Cuando Séntisis trabaja con patrones lingüísticos lo hace con palabras, conjuntos de palabras o estructuras sintácticas mucho más complejas que tienen algo en común: representan un significado en la estructura jerárquica de Séntisis para que luego puedan aplicar a categorías ofrecidas a los clientes.
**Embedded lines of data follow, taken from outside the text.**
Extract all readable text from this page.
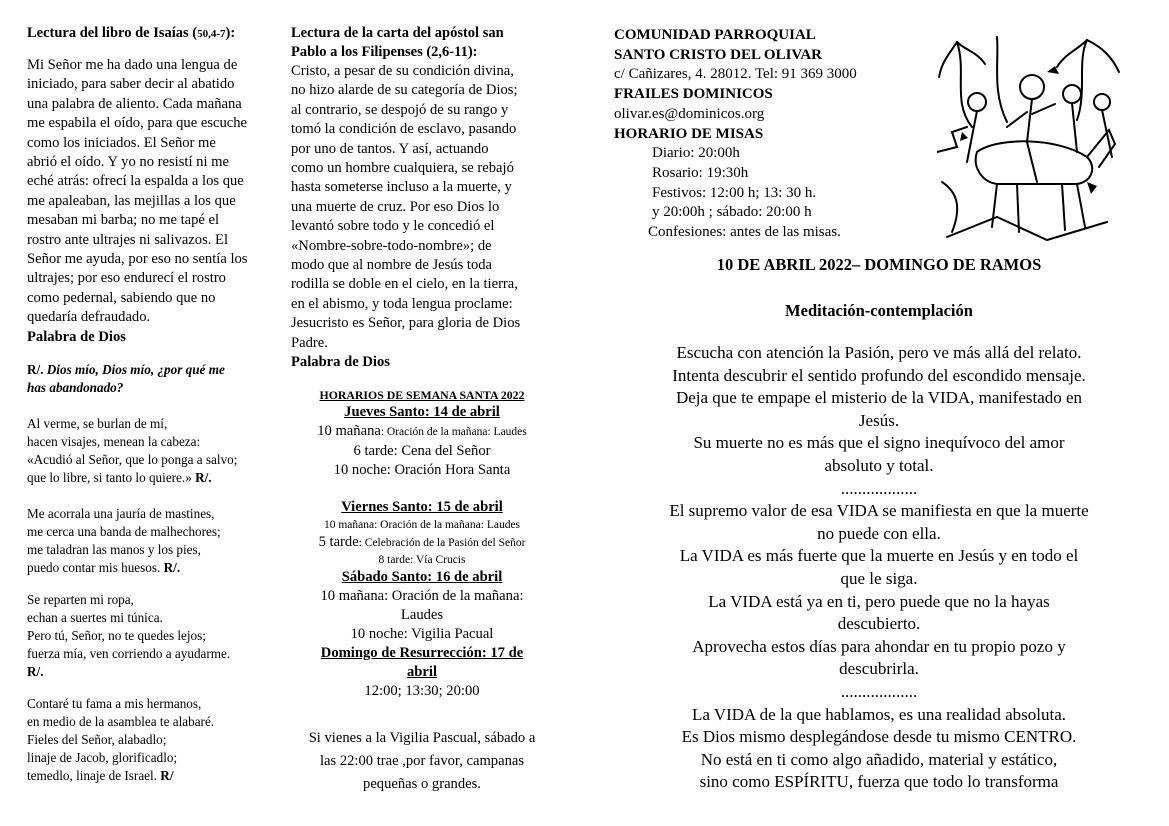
Lectura del libro de Isaías (50,4-7):
Mi Señor me ha dado una lengua de
iniciado, para saber decir al abatido
una palabra de aliento. Cada mañana
me espabila el oído, para que escuche
como los iniciados. El Señor me
abrió el oído. Y yo no resistí ni me
eché atrás: ofrecí la espalda a los que
me apaleaban, las mejillas a los que
mesaban mi barba; no me tapé el
rostro ante ultrajes ni salivazos. El
Señor me ayuda, por eso no sentía los
ultrajes; por eso endurecí el rostro
como pedernal, sabiendo que no
quedaría defraudado.
Palabra de Dios
R/. Dios mío, Dios mío, ¿por qué me
has abandonado?
Al verme, se burlan de mí,
hacen visajes, menean la cabeza:
«Acudió al Señor, que lo ponga a salvo;
que lo libre, si tanto lo quiere.» R/.
Me acorrala una jauría de mastines,
me cerca una banda de malhechores;
me taladran las manos y los pies,
puedo contar mis huesos. R/.
Se reparten mi ropa,
echan a suertes mi túnica.
Pero tú, Señor, no te quedes lejos;
fuerza mía, ven corriendo a ayudarme.
R/.
Contaré tu fama a mis hermanos,
en medio de la asamblea te alabaré.
Fieles del Señor, alabadlo;
linaje de Jacob, glorificadlo;
temedlo, linaje de Israel. R/
Lectura de la carta del apóstol san
Pablo a los Filipenses (2,6-11):
Cristo, a pesar de su condición divina,
no hizo alarde de su categoría de Dios;
al contrario, se despojó de su rango y
tomó la condición de esclavo, pasando
por uno de tantos. Y así, actuando
como un hombre cualquiera, se rebajó
hasta someterse incluso a la muerte, y
una muerte de cruz. Por eso Dios lo
levantó sobre todo y le concedió el
«Nombre-sobre-todo-nombre»; de
modo que al nombre de Jesús toda
rodilla se doble en el cielo, en la tierra,
en el abismo, y toda lengua proclame:
Jesucristo es Señor, para gloria de Dios
Padre.
Palabra de Dios
HORARIOS DE SEMANA SANTA 2022
Jueves Santo: 14 de abril
10 mañana: Oración de la mañana: Laudes
6 tarde: Cena del Señor
10 noche: Oración Hora Santa
Viernes Santo: 15 de abril
10 mañana: Oración de la mañana: Laudes
5 tarde: Celebración de la Pasión del Señor
8 tarde: Vía Crucis
Sábado Santo: 16 de abril
10 mañana: Oración de la mañana:
Laudes
10 noche: Vigilia Pacual
Domingo de Resurrección: 17 de
abril
12:00; 13:30; 20:00
Si vienes a la Vigilia Pascual, sábado a
las 22:00 trae ,por favor, campanas
pequeñas o grandes.
COMUNIDAD PARROQUIAL
SANTO CRISTO DEL OLIVAR
c/ Cañizares, 4. 28012. Tel: 91 369 3000
FRAILES DOMINICOS
olivar.es@dominicos.org
HORARIO DE MISAS
Diario: 20:00h
Rosario: 19:30h
Festivos: 12:00 h; 13: 30 h.
y 20:00h ; sábado: 20:00 h
Confesiones: antes de las misas.
10 DE ABRIL 2022– DOMINGO DE RAMOS
Meditación-contemplación
Escucha con atención la Pasión, pero ve más allá del relato.
Intenta descubrir el sentido profundo del escondido mensaje.
Deja que te empape el misterio de la VIDA, manifestado en
Jesús.
Su muerte no es más que el signo inequívoco del amor
absoluto y total.
..................
El supremo valor de esa VIDA se manifiesta en que la muerte
no puede con ella.
La VIDA es más fuerte que la muerte en Jesús y en todo el
que le siga.
La VIDA está ya en ti, pero puede que no la hayas
descubierto.
Aprovecha estos días para ahondar en tu propio pozo y
descubrirla.
..................
La VIDA de la que hablamos, es una realidad absoluta.
Es Dios mismo desplegándose desde tu mismo CENTRO.
No está en ti como algo añadido, material y estático,
sino como ESPÍRITU, fuerza que todo lo transforma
Por este motivo, es un campo analítico que evoluciona permanentemente con el trabajo de nuestros lingüistas y el feedback de nuestros clientes para dotar nuestro conocimiento de nuevas categorías lingüísticas.

En resumen, construir patrones sirve para detectar áreas de conversación relevantes que en función de variables (rasgos) tienen diferentes aplicaciones.

Rasgos

En Séntisis creamos patrones transversales a todo el lenguaje que, más tarde, desambigüamos en función de rasgos (contexto, industria, tema o foco del mensaje en el que aplica).

Los rasgos son las cualidades semánticas que permiten detectar el rango de actuación correcto de una regla para que la construcción del patrón tenga un sentido completo.

Ejemplos:

 Patrón > ‘Deseo de’

Un patrón común a muchas industrias, empresas o entidades es desear algo (o su contrario: rechazar algo). Una expresión muy común en el lenguaje, con interés para una empresa, y que, gracias a los rasgos, podemos condicionar su aplicación y resultados para obtener una mayor riqueza.

 “Me tomaría una cerveza bien fresquita ahora en la playa”.

 En este ejemplo, el rasgo permite detectar que el patrón ‘deseo de’ apunta al sector de ‘Alimentación’ y, en concreto, a ‘Bebidas’. El resultado es un patrón con un sentido completo y que se convierte en la categoría ‘Deseo de consumo’. Un insight interesante para una marca cervecera si el dato además viene acompañado de los lugares con mayor deseo de consumo asociado (verano > temperatura > playa).

 “Qué ganas de ver el último capítulo de ‘serieTV’, pero no puedo con Cersei”.

 Nos encontramos con una industria diferente como la del ‘Entretenimiento’ donde el patrón ‘deseo de’ apunta a interés por un programa y el patrón ‘rechazo de’, a un personaje en concreto. El rasgo detecta que se trata de esta industria y aplica el patrón correctamente para convertirse en varias categorías dentro del mismo mensaje como pueden ser: “Personaje odiado” (Cersei) o “Contenido interesante” (SerieTV). Así es como esta información puede traducirse en novedades de guión.

Este patrón es uno de los más genéricos, pero existen otros más concretos como ‘Cambio de compañía’ que, por los rasgos, solo aplican en algunos contextos. En el sector de las telecomunicaciones un usuario sí puede expresar que se cambia de compañía, mientras que en marcas de ropa no tiene sentido.

 “@telefoníamóvil estoy harto de la atención recibida. Me voy a @telefoníamóvil”

“Estoy harto de TIENDA. Me cambio a TIENDA”.

 El primer ejemplo sí se da con frecuencia mientras que el segundo no.